Talk to Strangers
Twice in two days I spent time with guys who are significantly younger than me, but who are going through the exact things I wrote about in A Long Walk Home – things I learned from living my own life. These guys aren’t close friends or acquaintances but people I spend time chatting with while doing business with them. In both cases the small talk got pretty personal and two things struck me deeply: First, I’m pretty much a perfect stranger but for some reason there’s a kinship that made these guys feel like they could talk about the messy times they are dealing with which I’m grateful for, and secondly how sad it is that there are so many people going through miserable things in isolation.
I wanted to say, ‘hey, I just wrote a book about that! Check it out it might help you,’ but that’s just about the crappiest move a person could make. It’s like, ‘hey, your life sucks man, here, buy my book.’ Not cool at all, but the urge was strong.

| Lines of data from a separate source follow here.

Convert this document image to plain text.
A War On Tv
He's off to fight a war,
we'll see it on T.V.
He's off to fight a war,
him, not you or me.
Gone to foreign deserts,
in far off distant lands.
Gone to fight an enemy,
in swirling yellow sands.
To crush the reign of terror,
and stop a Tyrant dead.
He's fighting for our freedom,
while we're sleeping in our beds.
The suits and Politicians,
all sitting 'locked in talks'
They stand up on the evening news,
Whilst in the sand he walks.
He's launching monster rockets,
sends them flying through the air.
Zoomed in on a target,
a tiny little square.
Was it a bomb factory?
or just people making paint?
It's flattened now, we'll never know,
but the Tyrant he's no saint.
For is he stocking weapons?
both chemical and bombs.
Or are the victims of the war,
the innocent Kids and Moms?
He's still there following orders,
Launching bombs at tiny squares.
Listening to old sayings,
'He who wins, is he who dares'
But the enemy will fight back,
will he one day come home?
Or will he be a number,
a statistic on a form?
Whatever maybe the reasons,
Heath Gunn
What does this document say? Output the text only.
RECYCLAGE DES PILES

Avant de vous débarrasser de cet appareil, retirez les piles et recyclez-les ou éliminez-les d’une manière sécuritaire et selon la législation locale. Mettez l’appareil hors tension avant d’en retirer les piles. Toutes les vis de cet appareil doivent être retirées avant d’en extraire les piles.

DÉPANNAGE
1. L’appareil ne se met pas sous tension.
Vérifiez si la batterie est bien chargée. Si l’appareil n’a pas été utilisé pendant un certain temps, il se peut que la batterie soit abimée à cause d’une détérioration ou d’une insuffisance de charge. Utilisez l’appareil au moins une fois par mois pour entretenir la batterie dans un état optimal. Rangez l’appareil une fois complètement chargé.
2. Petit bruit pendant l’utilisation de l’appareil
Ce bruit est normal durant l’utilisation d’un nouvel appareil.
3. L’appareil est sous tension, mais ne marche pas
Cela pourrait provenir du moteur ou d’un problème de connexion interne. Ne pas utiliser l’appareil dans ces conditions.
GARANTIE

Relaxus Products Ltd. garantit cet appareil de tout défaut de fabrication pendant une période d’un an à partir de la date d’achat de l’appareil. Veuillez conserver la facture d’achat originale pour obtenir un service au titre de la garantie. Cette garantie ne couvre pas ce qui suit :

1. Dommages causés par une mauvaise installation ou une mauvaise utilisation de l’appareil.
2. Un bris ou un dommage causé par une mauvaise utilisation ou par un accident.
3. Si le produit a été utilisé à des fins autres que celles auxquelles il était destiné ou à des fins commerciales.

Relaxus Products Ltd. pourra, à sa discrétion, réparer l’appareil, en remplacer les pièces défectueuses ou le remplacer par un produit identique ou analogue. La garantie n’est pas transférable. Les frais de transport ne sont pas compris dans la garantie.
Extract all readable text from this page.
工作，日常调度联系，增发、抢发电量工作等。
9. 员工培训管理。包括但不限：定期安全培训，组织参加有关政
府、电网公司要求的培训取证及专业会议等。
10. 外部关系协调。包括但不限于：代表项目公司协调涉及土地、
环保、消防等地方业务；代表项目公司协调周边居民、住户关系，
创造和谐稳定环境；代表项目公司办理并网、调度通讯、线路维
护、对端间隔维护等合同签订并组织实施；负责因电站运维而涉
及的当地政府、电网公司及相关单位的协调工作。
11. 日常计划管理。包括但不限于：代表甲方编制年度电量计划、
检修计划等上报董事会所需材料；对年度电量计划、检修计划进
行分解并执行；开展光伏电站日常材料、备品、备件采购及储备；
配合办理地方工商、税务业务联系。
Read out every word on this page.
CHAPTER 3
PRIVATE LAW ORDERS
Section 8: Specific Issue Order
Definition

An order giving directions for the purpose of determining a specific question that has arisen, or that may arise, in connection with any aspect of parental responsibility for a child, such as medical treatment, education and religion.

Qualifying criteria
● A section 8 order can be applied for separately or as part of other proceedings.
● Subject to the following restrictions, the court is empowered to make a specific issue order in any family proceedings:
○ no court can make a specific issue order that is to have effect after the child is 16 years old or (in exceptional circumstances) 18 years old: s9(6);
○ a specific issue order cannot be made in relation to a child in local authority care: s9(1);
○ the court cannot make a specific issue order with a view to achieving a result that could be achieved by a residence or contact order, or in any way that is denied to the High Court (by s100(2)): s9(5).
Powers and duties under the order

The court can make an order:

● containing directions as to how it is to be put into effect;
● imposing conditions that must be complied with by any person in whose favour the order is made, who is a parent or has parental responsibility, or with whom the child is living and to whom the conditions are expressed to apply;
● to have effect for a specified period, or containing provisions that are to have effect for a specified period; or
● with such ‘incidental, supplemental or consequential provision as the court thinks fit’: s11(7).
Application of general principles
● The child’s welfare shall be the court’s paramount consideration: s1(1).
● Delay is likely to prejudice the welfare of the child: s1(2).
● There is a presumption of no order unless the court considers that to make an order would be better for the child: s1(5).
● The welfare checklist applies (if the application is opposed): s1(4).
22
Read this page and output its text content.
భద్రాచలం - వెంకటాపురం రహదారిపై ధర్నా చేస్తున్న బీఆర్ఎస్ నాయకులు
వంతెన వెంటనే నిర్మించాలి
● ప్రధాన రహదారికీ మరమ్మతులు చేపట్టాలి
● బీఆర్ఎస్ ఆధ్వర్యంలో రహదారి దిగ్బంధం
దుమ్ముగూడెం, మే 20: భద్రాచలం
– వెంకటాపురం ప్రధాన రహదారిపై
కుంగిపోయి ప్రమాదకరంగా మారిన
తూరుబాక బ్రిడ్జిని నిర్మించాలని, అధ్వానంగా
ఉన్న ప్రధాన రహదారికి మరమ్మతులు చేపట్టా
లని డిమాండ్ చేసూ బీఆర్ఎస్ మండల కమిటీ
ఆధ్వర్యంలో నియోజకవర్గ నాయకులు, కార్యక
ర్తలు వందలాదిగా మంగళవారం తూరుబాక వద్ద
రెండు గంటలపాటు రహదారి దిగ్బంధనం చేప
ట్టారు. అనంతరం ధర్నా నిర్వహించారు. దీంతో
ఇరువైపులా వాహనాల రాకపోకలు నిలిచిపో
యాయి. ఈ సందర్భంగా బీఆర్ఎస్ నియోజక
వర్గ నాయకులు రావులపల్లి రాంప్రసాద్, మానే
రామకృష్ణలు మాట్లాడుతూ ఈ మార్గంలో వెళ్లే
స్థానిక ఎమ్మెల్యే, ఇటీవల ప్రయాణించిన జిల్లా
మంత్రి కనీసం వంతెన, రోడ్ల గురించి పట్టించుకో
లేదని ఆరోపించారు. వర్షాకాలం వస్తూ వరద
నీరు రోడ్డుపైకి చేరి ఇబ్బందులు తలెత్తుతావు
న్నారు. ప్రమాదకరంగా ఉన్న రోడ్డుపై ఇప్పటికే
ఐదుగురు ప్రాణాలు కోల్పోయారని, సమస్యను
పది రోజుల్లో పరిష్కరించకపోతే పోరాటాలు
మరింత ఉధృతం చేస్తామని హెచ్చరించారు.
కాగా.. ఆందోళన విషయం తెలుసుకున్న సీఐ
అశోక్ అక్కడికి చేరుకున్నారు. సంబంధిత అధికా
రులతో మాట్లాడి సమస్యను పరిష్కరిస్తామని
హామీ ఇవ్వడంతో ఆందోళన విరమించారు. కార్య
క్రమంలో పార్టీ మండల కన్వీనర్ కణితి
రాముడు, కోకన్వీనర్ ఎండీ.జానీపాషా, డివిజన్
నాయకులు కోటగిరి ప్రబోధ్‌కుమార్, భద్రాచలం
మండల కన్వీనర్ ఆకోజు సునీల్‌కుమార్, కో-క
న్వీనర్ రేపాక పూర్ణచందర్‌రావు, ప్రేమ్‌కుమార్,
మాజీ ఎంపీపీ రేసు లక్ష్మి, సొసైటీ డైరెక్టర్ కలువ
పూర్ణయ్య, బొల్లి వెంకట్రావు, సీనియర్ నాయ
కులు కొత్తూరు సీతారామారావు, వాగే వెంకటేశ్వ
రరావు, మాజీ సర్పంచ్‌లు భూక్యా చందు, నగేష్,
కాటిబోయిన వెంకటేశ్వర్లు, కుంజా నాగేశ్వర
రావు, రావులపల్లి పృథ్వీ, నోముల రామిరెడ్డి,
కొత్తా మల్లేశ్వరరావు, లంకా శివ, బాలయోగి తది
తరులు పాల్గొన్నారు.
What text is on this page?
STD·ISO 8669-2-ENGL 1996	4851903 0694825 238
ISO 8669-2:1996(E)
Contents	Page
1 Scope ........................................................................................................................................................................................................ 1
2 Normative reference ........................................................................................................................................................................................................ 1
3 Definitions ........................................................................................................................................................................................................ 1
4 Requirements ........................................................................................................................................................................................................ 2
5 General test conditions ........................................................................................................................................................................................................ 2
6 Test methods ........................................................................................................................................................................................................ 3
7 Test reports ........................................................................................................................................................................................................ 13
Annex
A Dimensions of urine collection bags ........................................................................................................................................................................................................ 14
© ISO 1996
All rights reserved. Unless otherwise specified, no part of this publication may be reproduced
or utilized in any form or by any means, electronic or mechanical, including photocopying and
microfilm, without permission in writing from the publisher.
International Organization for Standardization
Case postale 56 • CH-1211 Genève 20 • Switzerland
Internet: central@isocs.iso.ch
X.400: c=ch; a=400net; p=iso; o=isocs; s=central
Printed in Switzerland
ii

My biggest takeaway is how isolated people, especially young men, are today. The problems people face haven’t evolved (we’re all still really shitty to each other), but technology has put us all on our own private islands without a support system of friends and people who can offer advice or a sympathetic ear. This, to me, is the saddest thing about the modern world, but it’s something we can all take part in fixing. We’re anxious because we’re isolated and we isolate because we’re anxious.
Yeah, I’m going to allow myself to listen to and talk to strangers.